When I was about ten, that cottage was sold, but our visits to Beulah continued. I remember visiting Uncle Lewis and Aunt Jane, playing with my older cousins Dorcas, Cherith and Teresa, and walking the two blocks from their house in town to the public beach. I remember filling out a card for the village library so I could check out books - and being amazed when I visited when I was a college student, to find that the library still had that card on file.
When my parents moved to Western Washington in 1975, I continued my studies at Florida State. During my last summer there, I was compelled to write this essay. I think it is significant that I wasn't homesick for Merritt Island, or the new home in Bellevue, Washington. I was homesick for Beulah.
Here's the essay, just as I wrote it, almost 40 years ago:
Beulah Land
My first glimpse of Crystal Lake is always sudden and always breathtaking. As my car winds down the hill from Honor, I can see sailboats on the lake below, and cottages (mostly for summer people) through the trees on the shore. Crystal Lake is well-named; spring-fed, it is a clear, icy blue that is frigid, even in June. The hills surrounding the area on Crystal Downs are deep green and friendly, and silvery poplar leaves flash in the wind.
I go first to the house where Aunt Jane and Uncle Lewis have lived for more than 20 years. Old and faded, it’s been added onto so many times the original building is barely discernible. The porch sags and the kitchen linoleum is uneven in places, but that isn’t noticed when we sit there on summer evenings, absorbed in a game of dominoes.
I especially love mornings in this house – I wake to the sound of my aunt’s footsteps in the kitchen, and to the smell of sausages and pancakes. And there is always a bowl of fresh fruit beside each plate raspberries, peaches, or the famous Michigan cherries. When breakfast is ready, Aunt Jane stands under the grate in the living room ceiling to call me down.
After breakfast Uncle Lew walks the half mile or so to the shop, and sometimes I walk with him. As he points out the house where my great-grandparents, Percy and Mary Reed, lived almost 100 years ago, I wonder: what kind of people were they? Did they love Beulah as much as I do?
The shop (“Reedcraft Weavers – Handwoven Goods”) is a huge whitewashed barn that is set back from the main road on a circular gravel driveway. My grandfather, Maurice L. Reed, began weaving as a hobby in the 1940s, and displayed his woven rugs at a roadside stand. Now the business is carried on by his son-in-law. As I step down into the shop, blinking in the dim coolness, I can hear the loom’s rhythmic thump-jangling in the background. As I wander among the piled rows of rugs and placemats, I feel a definite pride in belonging to this family.
Some mornings I’ll hop into my car and drive along the north shore of Crystal Lake to Point Betsie, on Lake Michigan.
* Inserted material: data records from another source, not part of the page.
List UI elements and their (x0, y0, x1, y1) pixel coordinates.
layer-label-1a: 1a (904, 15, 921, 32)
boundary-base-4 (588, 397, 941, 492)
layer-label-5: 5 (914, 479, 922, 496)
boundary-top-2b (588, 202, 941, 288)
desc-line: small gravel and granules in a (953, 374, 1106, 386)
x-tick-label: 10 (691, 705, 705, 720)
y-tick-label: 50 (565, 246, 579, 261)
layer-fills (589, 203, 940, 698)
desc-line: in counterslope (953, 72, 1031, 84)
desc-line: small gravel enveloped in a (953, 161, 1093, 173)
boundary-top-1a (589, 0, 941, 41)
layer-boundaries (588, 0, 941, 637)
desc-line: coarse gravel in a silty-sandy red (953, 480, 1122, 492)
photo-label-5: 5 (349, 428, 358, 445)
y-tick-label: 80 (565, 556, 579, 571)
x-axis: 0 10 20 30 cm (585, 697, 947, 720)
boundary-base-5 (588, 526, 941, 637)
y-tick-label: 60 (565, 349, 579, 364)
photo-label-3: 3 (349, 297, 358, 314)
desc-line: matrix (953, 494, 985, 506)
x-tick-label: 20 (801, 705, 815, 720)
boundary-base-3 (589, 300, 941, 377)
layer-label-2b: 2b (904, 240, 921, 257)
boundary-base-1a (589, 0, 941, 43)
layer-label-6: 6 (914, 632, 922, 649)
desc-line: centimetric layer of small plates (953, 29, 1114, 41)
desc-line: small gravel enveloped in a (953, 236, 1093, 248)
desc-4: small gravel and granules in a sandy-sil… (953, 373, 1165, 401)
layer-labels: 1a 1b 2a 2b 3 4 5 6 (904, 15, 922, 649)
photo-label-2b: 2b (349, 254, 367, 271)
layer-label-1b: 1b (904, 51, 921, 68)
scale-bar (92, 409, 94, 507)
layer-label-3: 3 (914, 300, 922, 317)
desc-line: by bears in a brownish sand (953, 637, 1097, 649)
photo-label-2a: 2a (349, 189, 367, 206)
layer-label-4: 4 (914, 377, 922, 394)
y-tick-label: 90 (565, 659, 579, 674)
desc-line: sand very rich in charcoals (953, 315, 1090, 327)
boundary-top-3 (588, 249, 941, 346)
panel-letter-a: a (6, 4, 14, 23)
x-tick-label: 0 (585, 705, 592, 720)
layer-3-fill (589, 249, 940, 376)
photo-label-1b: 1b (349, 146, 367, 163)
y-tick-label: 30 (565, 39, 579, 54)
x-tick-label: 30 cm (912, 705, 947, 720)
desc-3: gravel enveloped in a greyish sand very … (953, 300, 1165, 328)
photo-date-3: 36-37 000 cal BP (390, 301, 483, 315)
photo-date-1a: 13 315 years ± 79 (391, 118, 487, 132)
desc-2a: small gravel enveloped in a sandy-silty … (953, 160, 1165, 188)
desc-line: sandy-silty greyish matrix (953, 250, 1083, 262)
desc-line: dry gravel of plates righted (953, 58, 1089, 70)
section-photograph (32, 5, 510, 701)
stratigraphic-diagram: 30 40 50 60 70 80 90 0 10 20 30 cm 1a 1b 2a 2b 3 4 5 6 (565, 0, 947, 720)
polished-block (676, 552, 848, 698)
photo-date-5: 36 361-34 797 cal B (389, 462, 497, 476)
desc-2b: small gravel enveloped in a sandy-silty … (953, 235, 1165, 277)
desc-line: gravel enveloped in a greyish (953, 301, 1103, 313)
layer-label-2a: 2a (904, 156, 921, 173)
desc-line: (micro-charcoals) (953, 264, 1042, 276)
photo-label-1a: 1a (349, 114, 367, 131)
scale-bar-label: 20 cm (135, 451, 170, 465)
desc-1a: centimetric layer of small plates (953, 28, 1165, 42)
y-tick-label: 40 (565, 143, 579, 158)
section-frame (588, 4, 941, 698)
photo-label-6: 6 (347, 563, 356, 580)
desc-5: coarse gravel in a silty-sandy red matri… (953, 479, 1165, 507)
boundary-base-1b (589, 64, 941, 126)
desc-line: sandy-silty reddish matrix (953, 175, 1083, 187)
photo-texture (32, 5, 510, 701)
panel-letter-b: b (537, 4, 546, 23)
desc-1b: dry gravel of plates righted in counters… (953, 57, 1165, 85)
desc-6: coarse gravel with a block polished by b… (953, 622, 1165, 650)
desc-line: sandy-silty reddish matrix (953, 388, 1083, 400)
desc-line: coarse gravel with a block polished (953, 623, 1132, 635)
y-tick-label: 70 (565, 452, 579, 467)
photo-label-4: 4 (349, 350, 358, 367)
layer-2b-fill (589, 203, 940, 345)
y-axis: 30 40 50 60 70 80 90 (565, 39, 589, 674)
I’ll sit in the shade of the lighthouse, leaning against a piece of driftwood to write a letter. Two freighters are steaming past headed perhaps toward Manistee or Sault St. Marie. The waves pound against the shore and I feel altogether contented.
On the day before I leave, I climb the big hill to Benzonia. Here is the graveyard where three generations of Reeds are buried. As I settle myself on the crest of a hill and look across the valley, I think of what John Bunyan wrote in Pilgrim’s Progress:
“…and entering into the Country of Beulah, whose air was very sweet and pleasant, they solaced themselves there for a season. In this country the Sun shineth night and day; here they were within sight of the City they were going to, because it was upon the borders of Heaven.”